The abduction of three Americans from a Baghdad apartment over the weekend is the latest in a series of brazen high-profile kidnappings undermining confidence in the Iraqi government's ability to control state-sanctioned Shia militias that have grown in strength as Iraqi security forces battle the Islamic State in Iraq and the Levant (ISIL).
Witnesses said men in uniform carried out the kidnapping in broad daylight Saturday, 100 yards from a police station.
"Gunmen in military uniforms came in five or six SUVs, they entered the building and then left almost immediately," said Mohammad Jabar, 35, who runs a shop down the street from the three-story apartment building where the Americans had been invited by their Iraqi interpreter. "A few hours later, we heard that three foreigners had been kidnapped by these gunmen."
The three were abducted in Dora, a mixed neighborhood that is home to Shias and Sunnis. They were then taken to Sadr City, a vast and densely populated Shia district to the east, and there "all communication ceased," an Iraqi intelligence official told The Associated Press. The official spoke on condition of anonymity because he was not authorized to speak to reporters.
A similar scene unfolded in September, when masked men in military uniforms abducted 18 Turkish workers from a construction site in a Shia neighborhood. A hostage video later showed the men standing before a banner that read "Death squads" and "Oh, Hussein," a Shia religious slogan. The workers were released later that month.
In December, gunmen driving SUVs raided a remote camp for falconry hunting in Iraq's overwhelmingly Shia south, kidnapping 26 Qataris, who are still being held. Iraq's Interior Ministry said at the time that the abduction was "to achieve political and media goals," without providing further details.
Baghdad authorities said in a statement that the three Americans were kidnapped from a "suspicious apartment" without elaborating and have provided no other details.
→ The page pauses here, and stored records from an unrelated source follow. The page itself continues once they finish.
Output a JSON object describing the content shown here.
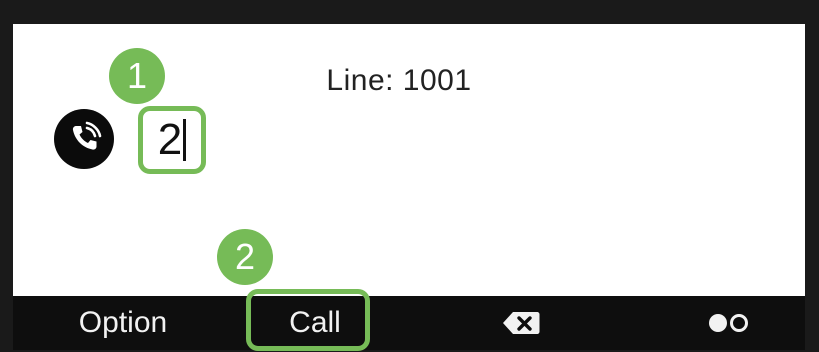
{
  "screen": {
    "line_label": "Line: 1001"
  },
  "dialer": {
    "input_value": "2",
    "phone_icon": "phone-handset-icon"
  },
  "annotations": {
    "step_1": "1",
    "step_2": "2",
    "highlight_color": "#76bb57"
  },
  "softkeys": {
    "option_label": "Option",
    "call_label": "Call",
    "backspace_icon": "backspace-icon",
    "toggle_icon": "page-toggle-icon"
  }
}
The U.S. Embassy confirmed Sunday that "several" Americans went missing in Iraq, after local media reported that three Americans had been kidnapped in the Iraqi capital. U.S. officials have declined to provide further details, and have neither identified the Americans nor said what they were doing in Iraq.
There were no immediate claims of responsibility. Besides Shia militias, the perpetrators of kidnappings in Iraq have included ISIL, as well as criminal gangs demanding ransom payments or disgruntled employees seeking to resolve workplace disputes.
The kidnapping of the Americans comes at a time of deteriorating security in and around the Iraqi capital after months of relative calm. Last week two Iraqi journalists were killed within sight of a police checkpoint in Diyala province north of Baghdad.
The scale and sophistication of the recent kidnappings of foreigners suggest those responsible are operating with some degree of impunity, said Nathaniel Rabkin, managing editor of Inside Iraqi Politics, a political risk assessment newsletter.
"You kidnap 26 Qataris out in the desert — that's not like four or five yahoos out in the south ... That's a pretty well-run operation. It must be some relatively established group that did it," he said.
The only groups operating in Iraq with those capabilities, Rabkin said, are the country's powerful Shia militias.
Shia militias have played a key role in battling ISIL, filling a vacuum left by the collapse of the Iraqi security forces in the summer of 2014 and proving to be some of the most effective anti-ISIL forces on the ground in Iraq.
The government-allied militias are now officially sanctioned and known as the Popular Mobilization Committees. But many trace their roots to the armed groups that battled U.S. troops after the 2003 invasion and kidnapped and killed Sunnis at the height of Iraq's sectarian bloodletting in 2006 and 2007. Rights groups have accused them of kidnapping and in some cases killing Sunni civilians since they rearmed in 2014, charges denied by militia leaders.
Although the militias are fighting on the same side as the U.S.-led coalition against ISIL, many remain staunchly anti-American. When the Pentagon announced an increase in the number of U.S. special forces in Iraq last month, the spokesman for one militia vowed to attack them.
"Any such American force will become a primary target for our group. We fought them before and we are ready to resume fighting," said Jafar Hussaini, a spokesman for the Iraqi Hezbollah Brigades, one of the most powerful Shia militias.
Iraqi Prime Minister Haider al-Abadi has struggled to balance the power and popularity of Shia militia groups with the government's dependence on the U.S.-led coalition's contributions to the fight against ISIL. Unchecked, continued brazen shows of Shia militia power in the Iraqi capital could further undermine the already weak leader.
"I think there's a growing sense that al-Abadi's not in charge, that nobody in Iraq is really in charge anymore or in a position to rein in these militias," Rabkin said.